Con el escenario sindical en máxima tensión, distintas seccionales de la Asociación Trabajadores del Estado (ATE) comenzaron a definir cómo se organizarán el próximo martes 9 de diciembre, cuando el gremio llevará adelante un paro nacional acompañado por una masiva movilización al Congreso para frenar la reforma laboral que impulsa el Gobierno de Javier Milei. En la provincia de Buenos Aires, la conducción ratificó su adhesión plena, mientras que en La Plata la participación será activa y visible en las calles.
El secretario general de ATE bonaerense, Claudio Arévalo, confirmó que la capital provincial se sumará con fuerza a la jornada de protesta.
Desde la conducción nacional, Rodolfo Aguiar volvió a remarcar el carácter “pro mercado” del proyecto, al que atribuye un objetivo disciplinador. Según afirmó, la propuesta “no mejorará la competitividad ni la productividad”, y tampoco ofrece soluciones para los problemas estructurales del trabajo en la Argentina. El dirigente insiste en que las experiencias internacionales y los antecedentes locales evidencian que los momentos de mayor generación de empleo coincidieron con marcos de mayor protección laboral.
Además de rechazar la reforma, el sindicato reiteró con fuerza los reclamos por la reapertura urgente de paritarias y una recomposición salarial de emergencia, en un contexto donde la pérdida de poder adquisitivo se profundizó durante 2025. “Nos negamos a ser expulsados por debajo de la línea de pobreza”, insistió Aguiar, al exigir respuestas efectivas por parte del Gobierno luego de la frustrada convocatoria paritaria del 28 de noviembre, en la que, según ATE, no se presentó ninguna propuesta.
La medida también cuestiona el plan oficial de reducir en un 10% la planta estatal, una iniciativa que, según el gremio, afectaría a organismos estratégicos y pondría en riesgo servicios esenciales. Para Aguiar, ese ajuste es inviable en el actual estado de la administración pública: los servicios, dijo, “están en su piso mínimo histórico” y un recorte de esa magnitud tendría impacto directo sobre toda la política estatal.

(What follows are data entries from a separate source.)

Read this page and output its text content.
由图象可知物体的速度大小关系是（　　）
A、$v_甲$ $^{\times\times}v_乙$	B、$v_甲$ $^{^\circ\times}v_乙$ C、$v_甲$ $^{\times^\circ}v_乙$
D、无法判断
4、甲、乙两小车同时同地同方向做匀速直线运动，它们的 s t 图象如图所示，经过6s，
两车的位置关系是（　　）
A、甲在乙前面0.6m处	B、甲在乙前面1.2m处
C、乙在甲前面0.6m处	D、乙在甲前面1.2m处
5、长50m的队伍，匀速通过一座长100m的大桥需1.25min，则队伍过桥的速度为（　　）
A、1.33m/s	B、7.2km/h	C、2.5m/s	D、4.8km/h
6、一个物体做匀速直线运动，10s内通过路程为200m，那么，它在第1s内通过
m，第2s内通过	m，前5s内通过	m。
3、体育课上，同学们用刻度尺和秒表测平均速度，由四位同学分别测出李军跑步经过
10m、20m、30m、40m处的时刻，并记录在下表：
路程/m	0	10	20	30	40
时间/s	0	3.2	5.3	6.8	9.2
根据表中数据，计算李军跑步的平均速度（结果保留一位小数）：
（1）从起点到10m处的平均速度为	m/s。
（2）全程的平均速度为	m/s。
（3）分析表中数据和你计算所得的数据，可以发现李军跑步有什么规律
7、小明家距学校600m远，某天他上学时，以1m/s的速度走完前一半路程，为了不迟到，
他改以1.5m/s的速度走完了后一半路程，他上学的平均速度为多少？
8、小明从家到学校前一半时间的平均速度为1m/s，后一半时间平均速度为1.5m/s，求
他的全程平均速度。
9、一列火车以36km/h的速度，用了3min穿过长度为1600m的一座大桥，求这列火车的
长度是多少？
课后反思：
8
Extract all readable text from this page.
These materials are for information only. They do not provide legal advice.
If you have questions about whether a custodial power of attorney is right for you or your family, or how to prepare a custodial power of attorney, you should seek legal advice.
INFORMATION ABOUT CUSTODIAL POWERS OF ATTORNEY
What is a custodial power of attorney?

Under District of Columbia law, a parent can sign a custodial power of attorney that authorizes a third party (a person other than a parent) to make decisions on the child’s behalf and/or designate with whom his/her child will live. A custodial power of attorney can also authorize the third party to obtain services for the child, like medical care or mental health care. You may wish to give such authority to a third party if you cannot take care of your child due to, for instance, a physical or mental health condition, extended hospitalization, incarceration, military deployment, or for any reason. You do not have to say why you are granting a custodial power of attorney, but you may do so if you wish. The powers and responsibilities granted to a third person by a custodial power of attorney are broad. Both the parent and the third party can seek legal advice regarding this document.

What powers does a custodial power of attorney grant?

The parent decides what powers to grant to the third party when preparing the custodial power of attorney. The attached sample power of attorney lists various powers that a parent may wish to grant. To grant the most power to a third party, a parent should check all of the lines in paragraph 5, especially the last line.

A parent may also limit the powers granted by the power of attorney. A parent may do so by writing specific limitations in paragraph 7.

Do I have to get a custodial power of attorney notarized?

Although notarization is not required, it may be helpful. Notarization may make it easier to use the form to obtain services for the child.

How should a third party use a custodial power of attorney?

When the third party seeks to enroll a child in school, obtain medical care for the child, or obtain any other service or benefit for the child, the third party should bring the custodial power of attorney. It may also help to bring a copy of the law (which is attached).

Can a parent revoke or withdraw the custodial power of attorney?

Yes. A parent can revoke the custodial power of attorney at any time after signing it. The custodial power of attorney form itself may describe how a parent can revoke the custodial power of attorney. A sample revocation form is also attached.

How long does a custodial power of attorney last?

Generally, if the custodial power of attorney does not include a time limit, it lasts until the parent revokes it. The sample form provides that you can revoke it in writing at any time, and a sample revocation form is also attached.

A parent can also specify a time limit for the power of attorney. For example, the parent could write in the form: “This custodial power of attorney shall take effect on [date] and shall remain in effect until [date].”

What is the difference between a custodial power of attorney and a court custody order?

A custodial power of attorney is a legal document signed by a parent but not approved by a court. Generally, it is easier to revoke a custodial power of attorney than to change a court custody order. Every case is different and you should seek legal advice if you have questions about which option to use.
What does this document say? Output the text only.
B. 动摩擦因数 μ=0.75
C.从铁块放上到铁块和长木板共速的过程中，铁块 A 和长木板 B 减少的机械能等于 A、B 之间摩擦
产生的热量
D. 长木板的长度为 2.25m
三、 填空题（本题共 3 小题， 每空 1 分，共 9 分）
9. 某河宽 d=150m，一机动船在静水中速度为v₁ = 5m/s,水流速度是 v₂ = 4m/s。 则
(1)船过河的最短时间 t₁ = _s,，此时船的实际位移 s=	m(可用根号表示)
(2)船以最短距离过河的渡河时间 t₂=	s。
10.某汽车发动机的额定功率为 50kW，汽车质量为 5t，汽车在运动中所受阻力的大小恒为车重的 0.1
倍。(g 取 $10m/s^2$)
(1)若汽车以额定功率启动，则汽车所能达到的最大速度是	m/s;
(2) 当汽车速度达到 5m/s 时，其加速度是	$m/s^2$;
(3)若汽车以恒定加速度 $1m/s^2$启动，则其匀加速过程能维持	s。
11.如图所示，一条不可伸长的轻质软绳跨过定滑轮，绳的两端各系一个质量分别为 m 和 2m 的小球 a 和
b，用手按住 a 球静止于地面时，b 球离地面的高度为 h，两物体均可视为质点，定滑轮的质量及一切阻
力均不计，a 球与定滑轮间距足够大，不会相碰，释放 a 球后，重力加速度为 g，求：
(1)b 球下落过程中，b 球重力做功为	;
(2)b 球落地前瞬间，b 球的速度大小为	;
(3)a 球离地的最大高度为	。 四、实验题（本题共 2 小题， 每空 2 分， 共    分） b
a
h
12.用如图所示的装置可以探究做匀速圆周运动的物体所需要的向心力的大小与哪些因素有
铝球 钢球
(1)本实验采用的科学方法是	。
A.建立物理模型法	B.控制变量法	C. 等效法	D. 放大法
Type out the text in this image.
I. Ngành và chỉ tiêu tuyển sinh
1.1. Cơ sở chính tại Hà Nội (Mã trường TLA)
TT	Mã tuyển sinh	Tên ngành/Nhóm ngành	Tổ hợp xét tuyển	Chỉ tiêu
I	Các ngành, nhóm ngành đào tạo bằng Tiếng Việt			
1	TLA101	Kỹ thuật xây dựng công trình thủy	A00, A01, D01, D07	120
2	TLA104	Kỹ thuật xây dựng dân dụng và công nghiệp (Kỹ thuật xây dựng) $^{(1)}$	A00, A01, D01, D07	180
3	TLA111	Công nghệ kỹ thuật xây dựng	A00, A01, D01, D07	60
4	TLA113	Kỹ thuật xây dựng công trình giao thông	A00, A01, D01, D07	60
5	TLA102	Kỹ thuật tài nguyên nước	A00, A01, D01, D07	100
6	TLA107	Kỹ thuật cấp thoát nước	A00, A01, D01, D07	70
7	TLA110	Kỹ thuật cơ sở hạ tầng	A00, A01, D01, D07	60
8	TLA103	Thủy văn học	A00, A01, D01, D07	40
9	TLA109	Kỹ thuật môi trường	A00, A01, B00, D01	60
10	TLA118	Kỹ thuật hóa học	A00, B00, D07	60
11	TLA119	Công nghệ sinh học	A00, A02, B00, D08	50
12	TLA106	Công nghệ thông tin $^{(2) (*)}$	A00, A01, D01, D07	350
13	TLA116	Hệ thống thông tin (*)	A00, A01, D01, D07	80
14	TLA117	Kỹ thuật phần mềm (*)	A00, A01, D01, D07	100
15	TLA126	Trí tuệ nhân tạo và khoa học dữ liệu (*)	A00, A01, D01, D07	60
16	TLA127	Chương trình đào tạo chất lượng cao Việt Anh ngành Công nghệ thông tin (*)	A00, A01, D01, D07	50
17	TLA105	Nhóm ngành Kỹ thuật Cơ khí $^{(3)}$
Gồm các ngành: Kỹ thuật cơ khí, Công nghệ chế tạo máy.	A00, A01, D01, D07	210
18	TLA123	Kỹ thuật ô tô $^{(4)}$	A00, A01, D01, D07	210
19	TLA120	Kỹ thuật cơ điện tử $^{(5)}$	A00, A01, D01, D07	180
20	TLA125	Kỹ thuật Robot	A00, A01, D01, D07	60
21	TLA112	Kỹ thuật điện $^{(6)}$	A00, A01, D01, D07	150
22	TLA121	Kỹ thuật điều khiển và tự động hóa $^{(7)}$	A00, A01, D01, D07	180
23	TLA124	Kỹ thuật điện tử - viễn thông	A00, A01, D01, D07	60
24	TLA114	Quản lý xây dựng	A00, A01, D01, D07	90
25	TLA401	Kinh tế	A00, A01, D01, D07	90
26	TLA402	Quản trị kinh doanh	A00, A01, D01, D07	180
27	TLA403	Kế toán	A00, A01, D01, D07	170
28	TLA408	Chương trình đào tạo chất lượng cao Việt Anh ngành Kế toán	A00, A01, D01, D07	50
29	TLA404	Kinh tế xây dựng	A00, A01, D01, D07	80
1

El paro nacional fue resuelto por unanimidad en el Confederal realizado en San Luis el pasado 27 de noviembre, aunque su fecha quedó supeditada a los tiempos del Gobierno respecto de la presentación del proyecto laboral. Con la marcha ya confirmada, la jornada del martes podría coincidir con la llegada del texto al Congreso, uno de los ejes centrales de la agenda económica oficial.
En la Ciudad de Buenos Aires, ATE organizará retiros de los lugares de trabajo desde las 10.30 para facilitar la asistencia. En las provincias, cada seccional definirá modalidades propias, aunque la consigna será la misma en todos los territorios: frenar una reforma que, según el sindicato, “quita derechos sin generar empleo”, y exigir que el Ejecutivo revise su estrategia salarial y sus políticas de ajuste sobre el sector público.